Format: XML

eXtensible Markup Language (XML) is supported data format for customer data sources.

Note

This topic is about standalone XML files. XML data that is sent to the Streaming Ingest REST API is converted to CBOR format.

Pull XML files

To pull XML files to Amperity:

  1. Select a filedrop data source

  2. Use a ingest query to select fields from the XML file to pull to Amperity

  3. Configure a courier for the location and name of the XML file, and then for the name of an ingest query

  4. Define a feed to associate the fields that were selected from the XML file with semantic tags for customer profiles and interactions, as necessary

Data sources

Pull XML files to Amperity using any filedrop data source:

Ingest queries

An ingest query is a SQL statement that may be applied to data prior to loading it to a domain table. An ingest query is defined using Spark SQL syntax.

Use Spark SQL to define an ingest query for the XML file. Use a SELECT statement to specify which fields should be pulled to Amperity. Apply transforms to those fields as necessary.

Explode interactions data

Note

This example uses an example XML file as the data source for sales transactions.

Use the EXPLODE() function to process sales transaction data into a table using an ingest query similar to:

WITH explodedData AS (
  SELECT
    salesTransactionId
    ,EXPLODE(salesOrder.tenders.tender) AS tender FROM PosXml
)

SELECT
  salesTransactionId
  ,tender.type AS type
  ,tender.amount AS amount
FROM
  explodedData

Couriers

A courier brings data from external system to Amperity. A courier relies on a feed to know which fileset to bring to Amperity for processing.

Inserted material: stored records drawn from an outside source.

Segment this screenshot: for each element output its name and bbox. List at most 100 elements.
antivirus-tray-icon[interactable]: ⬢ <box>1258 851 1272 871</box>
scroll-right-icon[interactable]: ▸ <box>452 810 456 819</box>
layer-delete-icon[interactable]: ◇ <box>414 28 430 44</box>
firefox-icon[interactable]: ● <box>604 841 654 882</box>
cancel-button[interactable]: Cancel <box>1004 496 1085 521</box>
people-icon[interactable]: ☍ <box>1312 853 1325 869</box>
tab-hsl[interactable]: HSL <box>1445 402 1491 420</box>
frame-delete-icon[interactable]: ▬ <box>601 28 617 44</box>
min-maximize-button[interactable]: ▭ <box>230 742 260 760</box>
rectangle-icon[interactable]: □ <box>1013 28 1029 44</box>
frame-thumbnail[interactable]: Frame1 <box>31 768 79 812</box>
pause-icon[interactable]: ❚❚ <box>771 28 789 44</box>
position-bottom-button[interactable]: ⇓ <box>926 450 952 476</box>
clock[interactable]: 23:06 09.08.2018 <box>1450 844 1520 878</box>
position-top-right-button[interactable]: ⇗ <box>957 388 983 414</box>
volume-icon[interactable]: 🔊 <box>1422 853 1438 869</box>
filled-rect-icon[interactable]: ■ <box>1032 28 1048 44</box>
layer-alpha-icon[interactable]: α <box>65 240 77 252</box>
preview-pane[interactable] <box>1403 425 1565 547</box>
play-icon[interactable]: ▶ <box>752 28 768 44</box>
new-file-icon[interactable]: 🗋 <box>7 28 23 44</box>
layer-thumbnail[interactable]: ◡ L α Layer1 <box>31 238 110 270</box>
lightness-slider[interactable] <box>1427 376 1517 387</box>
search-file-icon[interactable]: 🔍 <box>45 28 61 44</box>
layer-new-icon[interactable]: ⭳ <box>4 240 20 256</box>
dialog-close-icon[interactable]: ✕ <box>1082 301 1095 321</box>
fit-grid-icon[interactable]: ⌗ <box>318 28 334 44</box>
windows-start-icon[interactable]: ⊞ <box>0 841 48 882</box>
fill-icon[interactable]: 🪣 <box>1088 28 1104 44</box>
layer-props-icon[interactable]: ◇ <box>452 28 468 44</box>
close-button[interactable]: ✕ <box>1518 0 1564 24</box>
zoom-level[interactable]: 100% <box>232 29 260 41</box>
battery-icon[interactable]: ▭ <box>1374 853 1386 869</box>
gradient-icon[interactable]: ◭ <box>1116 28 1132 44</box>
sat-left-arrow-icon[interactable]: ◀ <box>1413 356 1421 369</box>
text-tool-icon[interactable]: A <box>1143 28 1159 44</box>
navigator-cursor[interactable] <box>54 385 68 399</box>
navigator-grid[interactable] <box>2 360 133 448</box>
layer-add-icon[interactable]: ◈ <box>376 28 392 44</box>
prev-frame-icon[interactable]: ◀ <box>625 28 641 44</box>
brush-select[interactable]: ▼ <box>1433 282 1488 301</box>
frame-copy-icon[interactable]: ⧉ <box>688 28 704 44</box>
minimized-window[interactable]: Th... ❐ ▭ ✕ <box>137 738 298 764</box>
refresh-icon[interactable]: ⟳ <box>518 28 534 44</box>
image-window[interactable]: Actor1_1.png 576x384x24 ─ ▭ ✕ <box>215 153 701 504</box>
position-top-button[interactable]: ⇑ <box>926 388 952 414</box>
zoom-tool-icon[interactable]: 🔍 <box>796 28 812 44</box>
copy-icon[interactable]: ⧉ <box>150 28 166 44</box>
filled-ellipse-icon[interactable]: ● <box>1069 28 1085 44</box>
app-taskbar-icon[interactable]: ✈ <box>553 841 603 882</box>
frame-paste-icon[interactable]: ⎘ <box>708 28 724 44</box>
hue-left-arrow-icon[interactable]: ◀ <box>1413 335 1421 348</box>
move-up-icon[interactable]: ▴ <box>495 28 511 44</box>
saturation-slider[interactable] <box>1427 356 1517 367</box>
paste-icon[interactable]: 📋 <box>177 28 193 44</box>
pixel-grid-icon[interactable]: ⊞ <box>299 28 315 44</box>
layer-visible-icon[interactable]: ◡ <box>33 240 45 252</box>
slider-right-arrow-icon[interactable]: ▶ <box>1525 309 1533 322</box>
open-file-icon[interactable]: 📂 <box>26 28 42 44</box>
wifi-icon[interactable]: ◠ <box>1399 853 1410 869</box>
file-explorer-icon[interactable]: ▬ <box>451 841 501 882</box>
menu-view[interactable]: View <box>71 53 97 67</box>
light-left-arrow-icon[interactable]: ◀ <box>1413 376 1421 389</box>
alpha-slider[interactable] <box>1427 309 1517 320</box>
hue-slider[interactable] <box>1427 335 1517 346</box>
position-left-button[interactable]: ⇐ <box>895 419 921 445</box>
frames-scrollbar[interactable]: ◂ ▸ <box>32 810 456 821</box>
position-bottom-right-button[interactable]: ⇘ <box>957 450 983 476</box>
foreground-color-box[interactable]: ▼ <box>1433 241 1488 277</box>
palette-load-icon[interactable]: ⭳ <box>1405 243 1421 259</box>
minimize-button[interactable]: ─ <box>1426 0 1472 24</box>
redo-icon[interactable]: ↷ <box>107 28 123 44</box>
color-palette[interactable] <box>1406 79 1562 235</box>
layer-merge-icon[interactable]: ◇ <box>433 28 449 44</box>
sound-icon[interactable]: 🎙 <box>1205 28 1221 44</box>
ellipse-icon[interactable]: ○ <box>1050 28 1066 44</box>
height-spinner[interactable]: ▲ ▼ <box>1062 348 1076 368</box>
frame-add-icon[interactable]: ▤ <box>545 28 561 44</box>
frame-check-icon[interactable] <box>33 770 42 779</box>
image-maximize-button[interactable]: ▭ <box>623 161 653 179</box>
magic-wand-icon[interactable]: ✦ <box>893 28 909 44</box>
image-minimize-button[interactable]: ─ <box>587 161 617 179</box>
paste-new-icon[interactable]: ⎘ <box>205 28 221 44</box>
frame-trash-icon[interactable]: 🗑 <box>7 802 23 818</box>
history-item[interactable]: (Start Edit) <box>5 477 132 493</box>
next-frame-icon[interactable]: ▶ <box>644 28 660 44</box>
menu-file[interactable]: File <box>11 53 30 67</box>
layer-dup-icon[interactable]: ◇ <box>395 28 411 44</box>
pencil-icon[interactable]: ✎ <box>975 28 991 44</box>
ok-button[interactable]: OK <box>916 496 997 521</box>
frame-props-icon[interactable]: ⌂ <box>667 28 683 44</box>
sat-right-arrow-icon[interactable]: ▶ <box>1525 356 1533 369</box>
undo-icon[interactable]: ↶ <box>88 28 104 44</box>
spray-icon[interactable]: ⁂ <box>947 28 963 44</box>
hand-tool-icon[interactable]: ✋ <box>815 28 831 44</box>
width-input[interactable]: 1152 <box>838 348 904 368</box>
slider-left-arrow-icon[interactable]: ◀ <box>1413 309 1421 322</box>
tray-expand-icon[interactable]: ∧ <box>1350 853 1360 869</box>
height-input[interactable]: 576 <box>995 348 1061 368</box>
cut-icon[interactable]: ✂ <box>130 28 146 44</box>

A courier must specify the location of the XML file, and then define how that file is to be pulled to Amperity. This is done using a combination of configuration blocks:

  1. Load settings

  2. Load operations

Load settings

Use courier load settings to specify the path to the XML file, a file tag (which can be the same as the name of the XML file), and the "application/xml" content type.

{
  "object/type": "file",
  "object/file-pattern": "'path/to/file'-YYYY-MM-dd'.xml'",
  "object/land-as": {
    "file/tag": "FILE_NAME",
    "file/content-type": "application/xml"
  }
}

Load operations

Use courier load operations to associate a feed ID to the courier, apply the same file tag as the one used for load settings, the element within the XML schema to be treated as a row in a table, and the name of the ingest query.

{
  "FEED_ID": [
    {
      "type": "spark-sql",
      "spark-sql-files": [
        {
          "file": "FILE_NAME",
          "options": {
            "rowTag": "row"
          }
        }
      ],
      "spark-sql-query": "INGEST_QUERY_NAME"
    }
  ]
}

Tip

Set ROW to the element in the XML schema that should be treated as a row in a table. For example, if the XML schema contained:

<salesTransactions>
  <salesTransaction> ... </salesTransaction>
</salesTransactions>

then use salesTransaction as the value for rowTag. The default value is row.

{
  "df-5Jagkabc": [
    {
      "type": "spark-sql",
      "spark-sql-files": [
        {
          "file": "PosData",
          "options": {
            "rowTag": "salesTransaction"
          }
        }
      ],
      "spark-sql-query": "API_Test_Headers"
    }
  ]
}

Feeds

A feed defines how data should be loaded into a domain table, including specifying which columns are required and which columns should be associated with a semantic tag that indicates that column contains customer profile (PII) and transactions data.

Apply profile (PII) semantics to customer records and transaction, itemized transaction, and product catalog to interaction records. Use blocking key (bk), foreign key (fk), and separation key (sk) semantic tags to define how Amperity should understand how field relationships should be understood when those values are present across your data sources.

Send XML files

Important

Amperity does not send XML files to downstream workflows.